Mediobanca si pronuncerà riguardo all’offerta in conformità con le disposizioni legali, ma il Consiglio di amministrazione considera l’offerta priva di logica industriale e finanziaria.
L’offerta pubblica di scambio presentata da Banca Monte dei Paschi di Siena per acquisire la totalità delle azioni di Mediobanca viene giudicata ostile e contraria agli interessi di Mediobanca. Questa posizione è stata resa nota dal Consiglio di amministrazione di Piazzetta Cuccia, che si è riunito per analizzare la comunicazione emessa da Mps il 24 gennaio.
Mediobanca si esprimerà sull’offerta seguendo le tempistiche, gli strumenti e le modalità stabilite dalla legge, ma il Cda afferma che l’offerta non ha fondamenti industriali o finanziari, risultando quindi dannosa per Mediobanca.
Il comunicato riguardante l’operazione ha ricevuto l’approvazione del Cda, con l’astensione dei consiglieri Sandro Panizza e Sabrina Pucci, che rappresentano la lista di Delfin. Secondo Piazzetta Cuccia, l’operazione è segnata “da significativi intrecci azionari tra Delfin e Caltagirone”.

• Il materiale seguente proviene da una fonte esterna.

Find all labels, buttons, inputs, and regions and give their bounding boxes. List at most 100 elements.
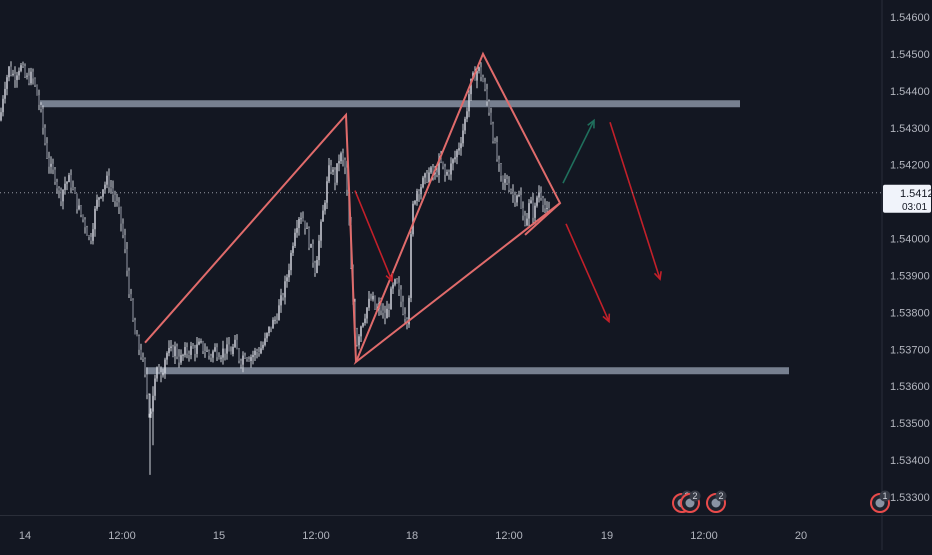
candle-body xyxy=(372,296,374,300)
candle-body xyxy=(30,71,32,84)
candle-body xyxy=(248,359,250,361)
candle-body xyxy=(144,358,146,375)
candle-body xyxy=(240,360,242,365)
candle-body xyxy=(18,70,20,76)
candle-body xyxy=(412,203,414,235)
bearish-arrow-line[interactable] xyxy=(565,223,610,322)
y-tick-label: 1.53400 xyxy=(890,455,930,467)
candle-body xyxy=(258,351,260,354)
candle-body xyxy=(82,214,84,220)
candle-body xyxy=(106,175,108,185)
candle-body xyxy=(478,67,480,71)
rising-wedge-pattern[interactable] xyxy=(144,112,357,362)
candle-body xyxy=(162,372,164,376)
candle-body xyxy=(424,173,426,178)
candle-body xyxy=(110,187,112,189)
candle-body xyxy=(198,341,200,345)
candle-body xyxy=(130,294,132,300)
candle-body xyxy=(526,218,528,226)
y-tick-label: 1.54400 xyxy=(890,86,930,98)
candle-body xyxy=(116,201,118,203)
event-badges[interactable]: 2221 xyxy=(672,490,891,513)
candle-body xyxy=(58,188,60,191)
candle-body xyxy=(452,159,454,164)
y-tick-label: 1.53700 xyxy=(890,344,930,356)
candle-body xyxy=(150,411,152,414)
candle-body xyxy=(366,307,368,319)
x-tick-label: 12:00 xyxy=(108,530,136,542)
candle-body xyxy=(8,66,10,78)
candle-body xyxy=(276,319,278,321)
candle-body xyxy=(360,326,362,337)
event-badge[interactable]: 1 xyxy=(870,490,891,513)
time-axis[interactable]: 14 12:00 15 12:00 18 12:00 19 12:00 20 xyxy=(19,530,807,542)
candle-body xyxy=(4,88,6,99)
candle-body xyxy=(100,196,102,198)
candle-body xyxy=(220,357,222,359)
x-tick-label: 14 xyxy=(19,530,31,542)
price-axis[interactable]: 1.54600 1.54500 1.54400 1.54300 1.54200 1.540… xyxy=(890,12,930,504)
candle-body xyxy=(120,207,122,224)
candle-body xyxy=(292,246,294,253)
pattern-drawings[interactable] xyxy=(144,51,562,365)
candle-body xyxy=(438,158,440,176)
candle-body xyxy=(432,167,434,175)
candle-body xyxy=(428,172,430,183)
bearish-arrow-line[interactable] xyxy=(354,190,393,282)
x-tick-label: 15 xyxy=(213,530,225,542)
candle-body xyxy=(68,175,70,183)
candle-body xyxy=(266,333,268,339)
candle-body xyxy=(182,354,184,356)
candle-body xyxy=(506,178,508,184)
bearish-arrow-head[interactable] xyxy=(653,271,662,281)
forecast-arrows[interactable] xyxy=(354,118,662,324)
candle-body xyxy=(194,347,196,354)
y-tick-label: 1.53500 xyxy=(890,418,930,430)
bearish-arrow-line[interactable] xyxy=(609,121,661,280)
badge-count: 2 xyxy=(692,491,697,501)
candle-body xyxy=(188,353,190,355)
x-tick-label: 12:00 xyxy=(495,530,523,542)
badge-count-bg xyxy=(689,490,701,502)
bullish-arrow-head[interactable] xyxy=(587,118,595,129)
candle-body xyxy=(296,227,298,233)
candle-body xyxy=(332,169,334,172)
triangle-pattern[interactable] xyxy=(353,51,562,365)
candle-body xyxy=(500,163,502,176)
support-resistance-levels[interactable] xyxy=(40,100,789,375)
candle-body xyxy=(166,353,168,360)
candle-body xyxy=(342,153,344,160)
candle-body xyxy=(362,323,364,327)
candle-body xyxy=(316,260,318,273)
candle-body xyxy=(528,203,530,219)
candle-body xyxy=(46,143,48,158)
candle-body xyxy=(318,240,320,261)
candle-body xyxy=(164,359,166,373)
event-badge[interactable]: 2 xyxy=(680,490,701,513)
candle-body xyxy=(124,235,126,250)
bullish-arrow-line[interactable] xyxy=(562,120,595,184)
candle-body xyxy=(538,192,540,198)
candle-body xyxy=(48,157,50,167)
candle-body xyxy=(308,227,310,248)
candle-body xyxy=(254,350,256,355)
candle-body xyxy=(288,270,290,278)
bearish-arrow-head[interactable] xyxy=(385,272,394,283)
candle-body xyxy=(476,70,478,81)
candle-body xyxy=(422,177,424,188)
candle-body xyxy=(256,350,258,352)
candle-body xyxy=(314,262,316,273)
candle-body xyxy=(394,279,396,285)
candle-body xyxy=(118,202,120,208)
candle-body xyxy=(216,347,218,358)
candle-body xyxy=(440,158,442,162)
bearish-arrow-head[interactable] xyxy=(602,313,611,324)
candle-body xyxy=(56,181,58,189)
candle-body xyxy=(98,197,100,200)
event-badge[interactable]: 2 xyxy=(706,490,727,513)
candle-body xyxy=(510,190,512,192)
triangle-lower-edge[interactable] xyxy=(524,202,561,236)
candle-body xyxy=(14,73,16,81)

All’interno di Mediobanca, Delfin detiene il 20% delle azioni, mentre Caltagirone ne possiede il 7%. In Mps, la holding della famiglia Del Vecchio è il maggiore azionista privato con una partecipazione del 10%, mentre il gruppo di Francesco Gaetano Caltagirone possiede il 5% (in aggiunta detiene il 5% di Anima Holding, che a sua volta possiede il 4% di Mps).
Per quanto riguarda Generali, Delfin ha una quota del 10% e Caltagirone del 7%. La presenza degli stessi azionisti in Mps, Mediobanca e Assicurazioni Generali in un’offerta esclusivamente in azioni si traduce in “una potenziale disomogeneità di interessi rispetto al resto dell’azionariato”.
Inoltre, il calo del titolo di Banca Monte dei Paschi di Siena dopo l’annuncio dell’offerta pubblica di scambio evidenzia la vulnerabilità del valore di borsa, rendendo poco probabile il successo dell’operazione. Mediobanca sostiene che tale operazione porterebbe a una rapida perdita della clientela bancaria e finanziaria, oltre a quella delle grandi corporate, che si rivolgerebbero a boutique specializzate o a banche estere.